Many open questions remain. How do you maintain the coherence of a graph in a rapidly evolving project? Who is responsible for the quality of inferred relationships when an agent makes decisions based on them? And the most subtle: if the agent navigates a graph instead of reasoning on files, the quality of initial extraction becomes the real bottleneck, not controllable with a temperature parameter but with the quality of the ingest pipeline.

From the Graphify Labs site, a more ambitious vision emerges: Penpax, the commercial product announced in a trial version soon, promises to apply the same logic to a person's entire daily work—meetings, emails, files, and code—updating in the background, without cloud, completely on-device. A digital "second brain" built on serious technical foundations instead of motivational metaphors.

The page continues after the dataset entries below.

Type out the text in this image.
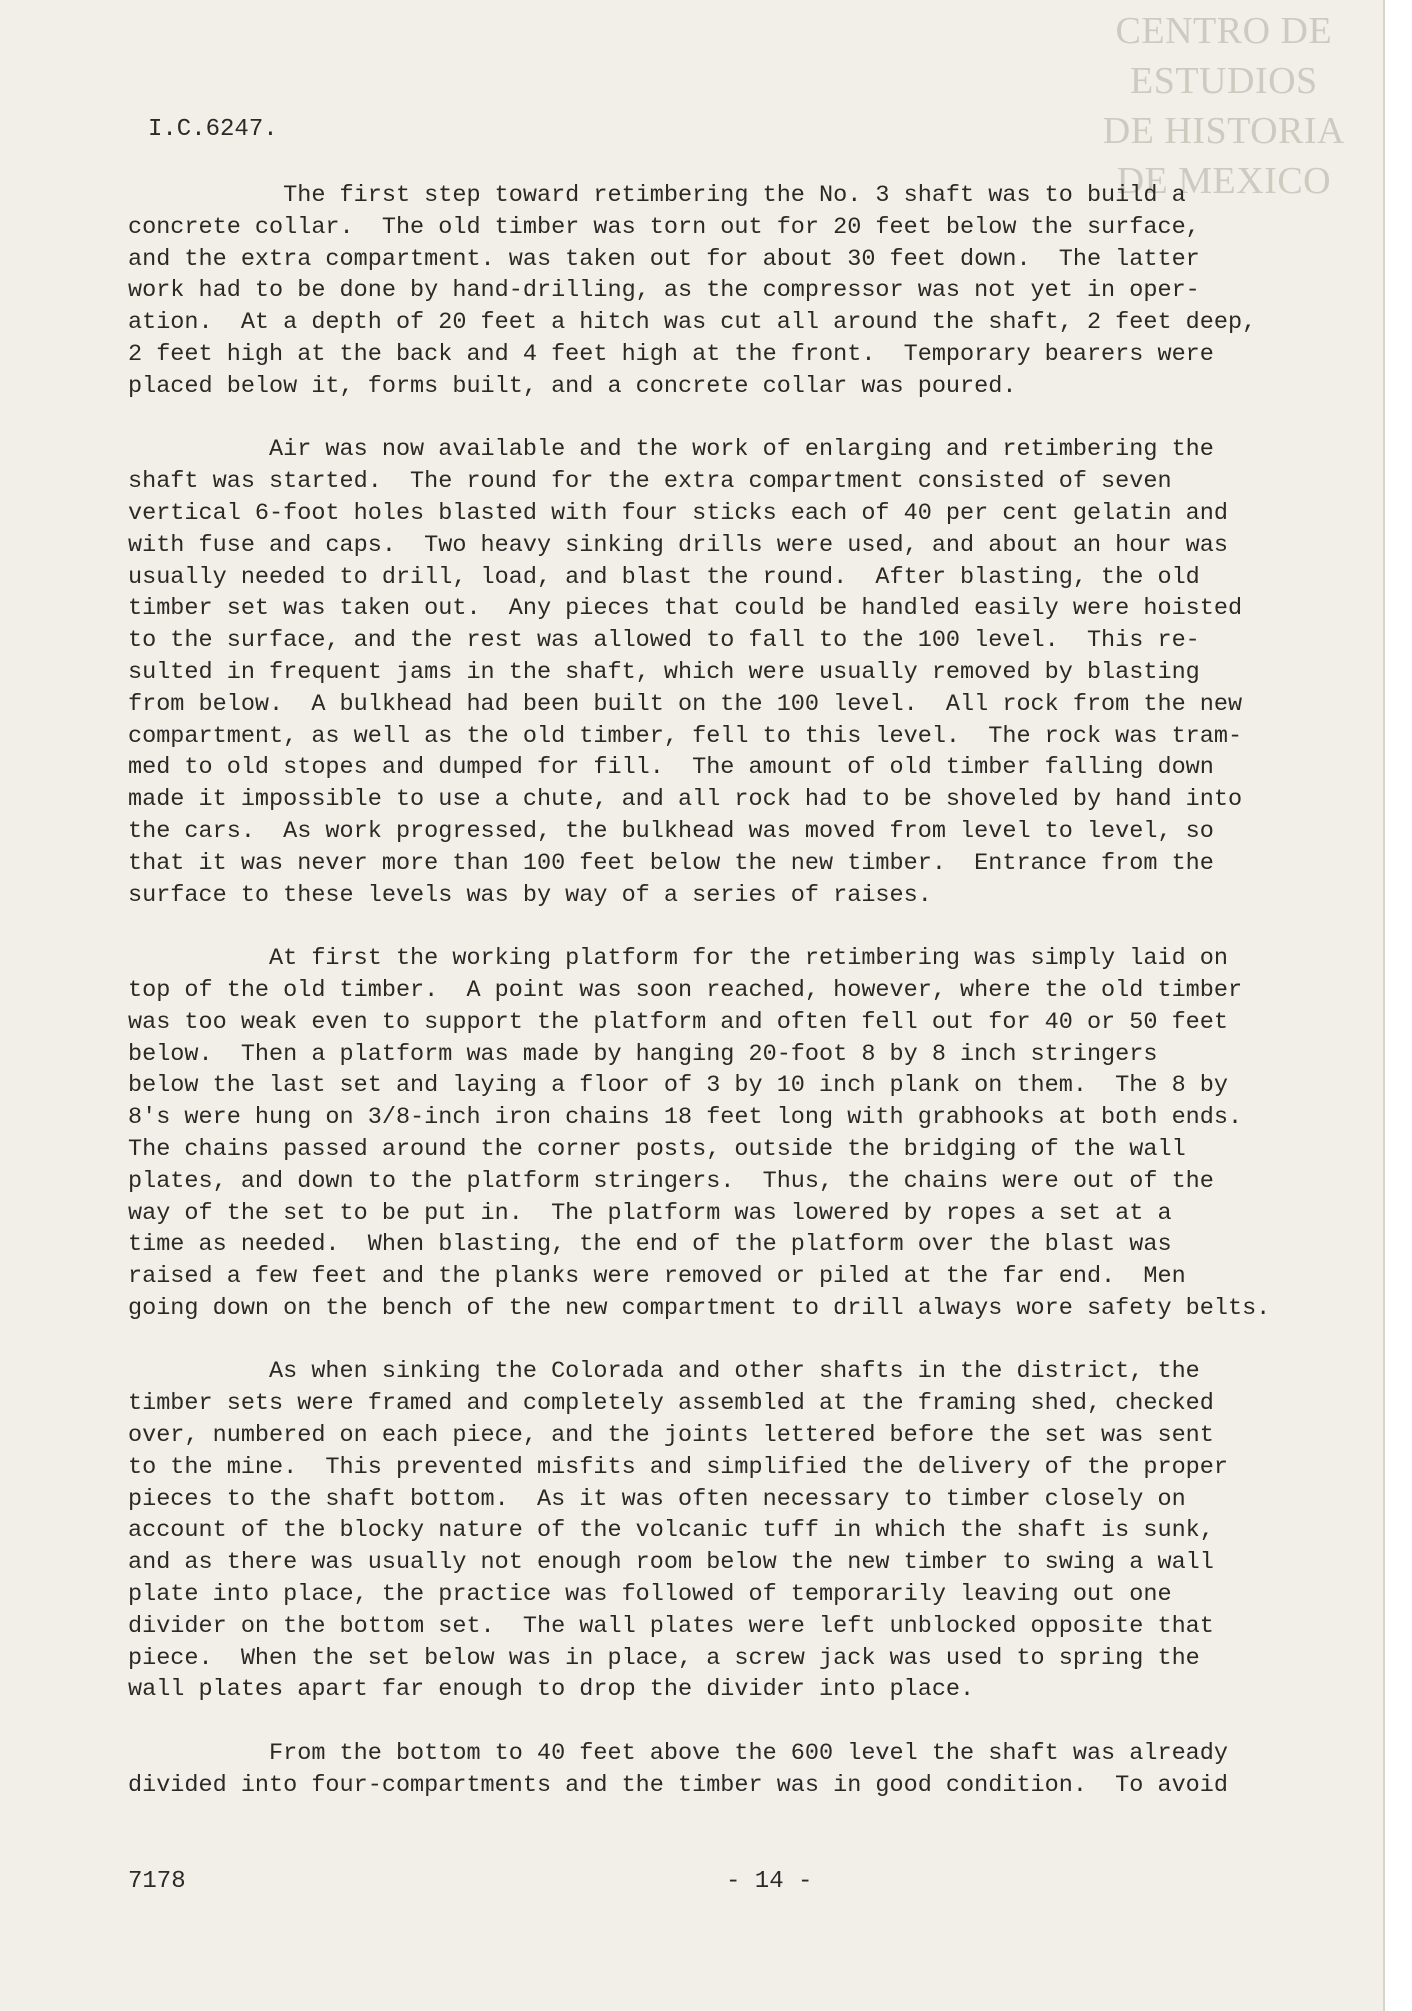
CENTRO DE
ESTUDIOS
DE HISTORIA
DE MEXICO
I.C.6247.
The first step toward retimbering the No. 3 shaft was to build a
concrete collar.  The old timber was torn out for 20 feet below the surface,
and the extra compartment. was taken out for about 30 feet down.  The latter
work had to be done by hand-drilling, as the compressor was not yet in oper-
ation.  At a depth of 20 feet a hitch was cut all around the shaft, 2 feet deep,
2 feet high at the back and 4 feet high at the front.  Temporary bearers were
placed below it, forms built, and a concrete collar was poured.
Air was now available and the work of enlarging and retimbering the
shaft was started.  The round for the extra compartment consisted of seven
vertical 6-foot holes blasted with four sticks each of 40 per cent gelatin and
with fuse and caps.  Two heavy sinking drills were used, and about an hour was
usually needed to drill, load, and blast the round.  After blasting, the old
timber set was taken out.  Any pieces that could be handled easily were hoisted
to the surface, and the rest was allowed to fall to the 100 level.  This re-
sulted in frequent jams in the shaft, which were usually removed by blasting
from below.  A bulkhead had been built on the 100 level.  All rock from the new
compartment, as well as the old timber, fell to this level.  The rock was tram-
med to old stopes and dumped for fill.  The amount of old timber falling down
made it impossible to use a chute, and all rock had to be shoveled by hand into
the cars.  As work progressed, the bulkhead was moved from level to level, so
that it was never more than 100 feet below the new timber.  Entrance from the
surface to these levels was by way of a series of raises.
At first the working platform for the retimbering was simply laid on
top of the old timber.  A point was soon reached, however, where the old timber
was too weak even to support the platform and often fell out for 40 or 50 feet
below.  Then a platform was made by hanging 20-foot 8 by 8 inch stringers
below the last set and laying a floor of 3 by 10 inch plank on them.  The 8 by
8's were hung on 3/8-inch iron chains 18 feet long with grabhooks at both ends.
The chains passed around the corner posts, outside the bridging of the wall
plates, and down to the platform stringers.  Thus, the chains were out of the
way of the set to be put in.  The platform was lowered by ropes a set at a
time as needed.  When blasting, the end of the platform over the blast was
raised a few feet and the planks were removed or piled at the far end.  Men
going down on the bench of the new compartment to drill always wore safety belts.
As when sinking the Colorada and other shafts in the district, the
timber sets were framed and completely assembled at the framing shed, checked
over, numbered on each piece, and the joints lettered before the set was sent
to the mine.  This prevented misfits and simplified the delivery of the proper
pieces to the shaft bottom.  As it was often necessary to timber closely on
account of the blocky nature of the volcanic tuff in which the shaft is sunk,
and as there was usually not enough room below the new timber to swing a wall
plate into place, the practice was followed of temporarily leaving out one
divider on the bottom set.  The wall plates were left unblocked opposite that
piece.  When the set below was in place, a screw jack was used to spring the
wall plates apart far enough to drop the divider into place.
From the bottom to 40 feet above the 600 level the shaft was already
divided into four-compartments and the timber was in good condition.  To avoid
7178	- 14 -
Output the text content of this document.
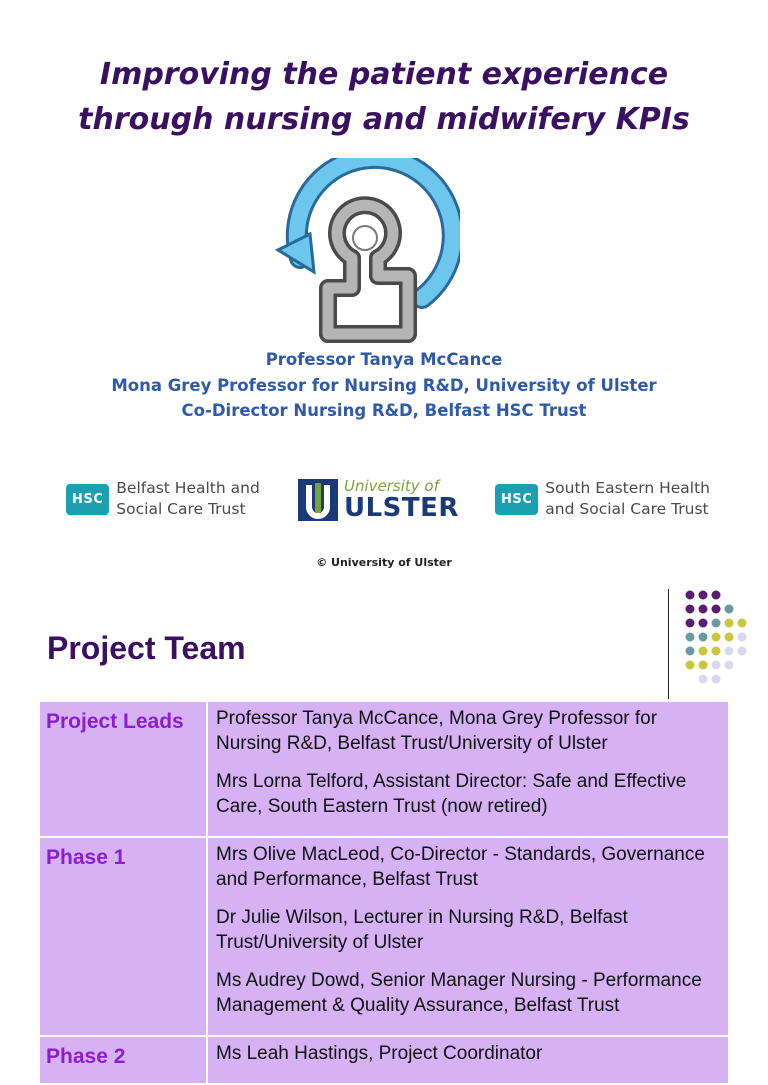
Improving the patient experience
through nursing and midwifery KPIs
Professor Tanya McCance
Mona Grey Professor for Nursing R&D, University of Ulster
Co-Director Nursing R&D, Belfast HSC Trust
HSC
Belfast Health and
Social Care Trust
University of
ULSTER	HSC
South Eastern Health
and Social Care Trust
© University of Ulster
Project Team
Project Leads	Professor Tanya McCance, Mona Grey Professor for Nursing R&D, Belfast Trust/University of Ulster
Mrs Lorna Telford, Assistant Director: Safe and Effective Care, South Eastern Trust (now retired)

Phase 1	Mrs Olive MacLeod, Co-Director - Standards, Governance and Performance, Belfast Trust
Dr Julie Wilson, Lecturer in Nursing R&D, Belfast Trust/University of Ulster
Ms Audrey Dowd, Senior Manager Nursing - Performance Management & Quality Assurance, Belfast Trust

Phase 2	Ms Leah Hastings, Project Coordinator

Graphify in its open-source form is already a significant starting point. It's not the ultimate solution to the problem of LLM memory, but it's a precise indicator of the direction being sought: not inside the model, not in the context, but in a structured and persistent representation that lives outside of both.

Graphify is available on GitHub under the MIT license. The PyPI package is called graphifyy (double y). The project site is graphifylabs.ai. Technical documentation on the extraction pipeline is in how-it-works.md.